Carol Shiue is the Principal Investigator for the National Institutes of Health, 2002–2006 Grant, $149,750, “Intergenerational and Interfamily Economic Links.” She is the Coprincipal Investigator with Wolfgang Keller for the National Science Foundation, 2005–2008 grant, $266,182, “What Explains Modern Economic Growth?
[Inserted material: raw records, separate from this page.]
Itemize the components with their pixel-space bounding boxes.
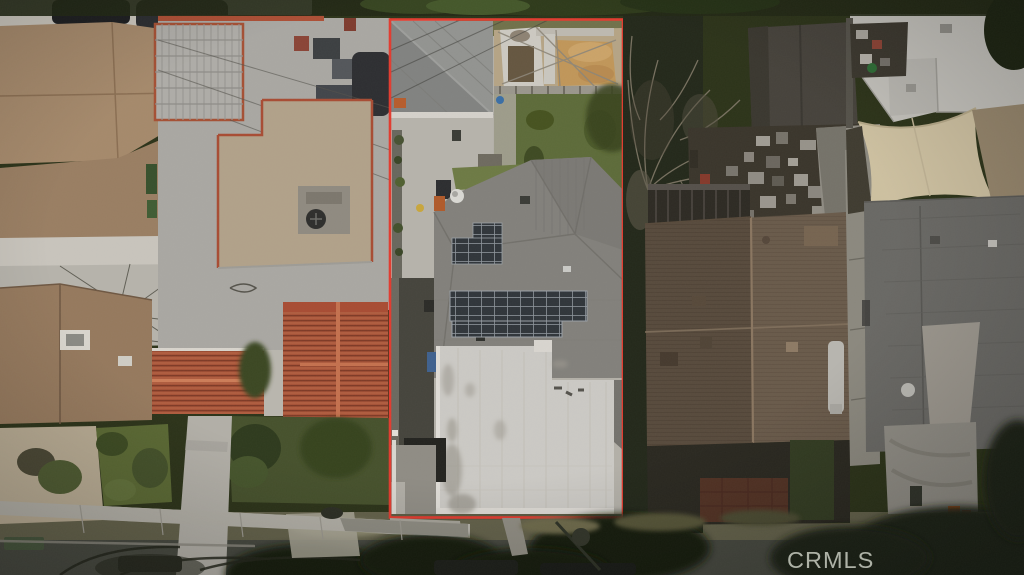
- svg-text:CRMLS: CRMLS: [787, 547, 874, 573]
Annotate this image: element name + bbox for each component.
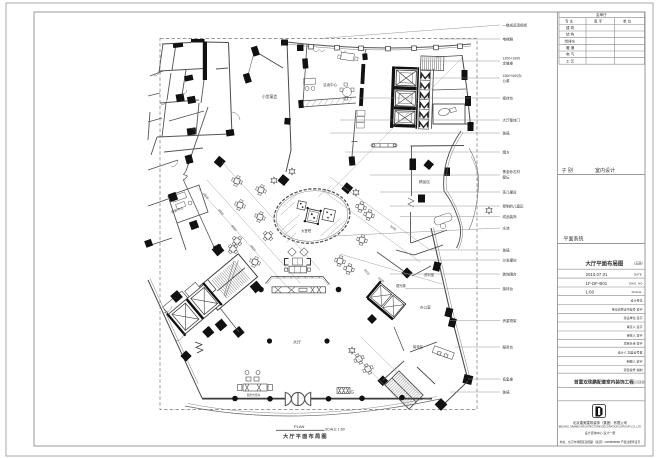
svg-text:PLAN: PLAN	[294, 424, 305, 429]
svg-text:成品装饰: 成品装饰	[503, 214, 517, 219]
svg-text:(五层改造): (五层改造)	[633, 380, 645, 384]
svg-text:工 艺: 工 艺	[566, 58, 575, 63]
svg-text:黑金砂石材: 黑金砂石材	[503, 169, 521, 174]
svg-text:签 字: 签 字	[594, 18, 603, 23]
svg-text:SCALE: SCALE	[632, 290, 642, 294]
svg-text:会审厅: 会审厅	[596, 12, 607, 17]
svg-text:装饰隔台: 装饰隔台	[503, 272, 517, 277]
svg-text:建 筑: 建 筑	[566, 25, 575, 30]
svg-text:预制的儿童区: 预制的儿童区	[503, 204, 524, 209]
svg-text:G: G	[351, 390, 355, 395]
svg-text:服务台: 服务台	[503, 345, 514, 350]
svg-text:玻璃: 玻璃	[503, 248, 511, 253]
svg-text:北京建美建筑装饰（集团）有限公司: 北京建美建筑装饰（集团）有限公司	[573, 420, 627, 425]
svg-text:壁坛: 壁坛	[503, 175, 511, 180]
svg-text:DATE: DATE	[634, 273, 642, 277]
svg-text:暖 通: 暖 通	[566, 45, 575, 50]
svg-text:接待区: 接待区	[413, 344, 424, 349]
svg-text:洽谈中心: 洽谈中心	[323, 82, 338, 87]
svg-text:SCALE 1:60: SCALE 1:60	[325, 428, 345, 432]
svg-text:设计咨询中心 设计一部: 设计咨询中心 设计一部	[585, 430, 616, 435]
svg-text:玻璃: 玻璃	[503, 131, 511, 136]
svg-text:制图人 签字: 制图人 签字	[627, 359, 643, 364]
svg-text:地址：北京市朝阳区建国路（集团）4008888888 产权: 地址：北京市朝阳区建国路（集团）4008888888 产权注册师证号	[560, 440, 641, 444]
svg-text:首富双珠鹏配套室内装饰工程: 首富双珠鹏配套室内装饰工程	[574, 379, 634, 386]
svg-text:室内设计: 室内设计	[595, 167, 615, 174]
svg-text:服务台咨询: 服务台咨询	[247, 393, 260, 397]
svg-text:审定人 签字: 审定人 签字	[627, 324, 643, 329]
svg-text:1500+600办: 1500+600办	[503, 73, 523, 78]
svg-text:1200+1900: 1200+1900	[503, 57, 521, 61]
svg-text:大厅: 大厅	[293, 339, 301, 345]
svg-text:建设单位 签字: 建设单位 签字	[624, 315, 643, 320]
svg-text:一楼成品顶视柜: 一楼成品顶视柜	[503, 23, 528, 28]
svg-text:公桌: 公桌	[503, 78, 511, 83]
svg-text:玻璃: 玻璃	[503, 390, 511, 395]
svg-text:DWG. NO: DWG. NO	[629, 282, 643, 286]
svg-text:沙发摆向: 沙发摆向	[503, 258, 517, 263]
svg-text:结 构: 结 构	[566, 32, 575, 37]
svg-text:电梯厢: 电梯厢	[503, 37, 514, 42]
svg-text:小型宴会: 小型宴会	[262, 94, 277, 99]
svg-text:水池: 水池	[503, 226, 511, 231]
svg-text:办公室: 办公室	[420, 305, 431, 310]
svg-text:（五层）: （五层）	[632, 261, 645, 266]
svg-text:定做桌: 定做桌	[503, 61, 514, 66]
svg-text:资料室: 资料室	[424, 272, 435, 277]
svg-text:接待台: 接待台	[503, 286, 514, 291]
svg-text:专 业: 专 业	[565, 18, 574, 23]
svg-text:设计单位: 设计单位	[630, 298, 642, 303]
svg-text:给排水: 给排水	[565, 38, 576, 43]
svg-text:电 气: 电 气	[566, 52, 575, 57]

New Evidence from a Comparison of China and Europe in the 18th Century.” Additionally she is the Coprincipal Investigator for the Metanexus Institute, 2005–2007 grant, $500,000, “Project on Religion and Economic Change,” (with Robert D. Woodberry, Mark D. Regnerus, Joseph E. Potter, Virginia Garrard-Burnett, and Daniel Powers).

Randall Walsh has the following current grants: Lincoln Institute for Land Policy, 2005–2006, “Conservation Voted: What is the American electorate revealing?”, $90,000, with resources for the future; National Science Foundation, 2003–2006, “Collaborative Research: Neighborhood Choice, Environmental Justice, and Policy Analysis,” $206,967, with Nicholas Flores.
     Randy also has a pending grant from NSF— Human and Social Dynamics, 2006–2008, “Collaborative Research: Household and Community Response to Wildfire Risk: Social and Landscape Dynamics,” $243,444, with Nicholas Flores.
     This fall Randy plans to submit a grant proposal to the National Institute for Health/National Institute for Childhood Development— R03, 2006–2007, “Distributional Impacts of Neighborhood Change,” $50,000 plus overhead expenses, with Terra McKinnish.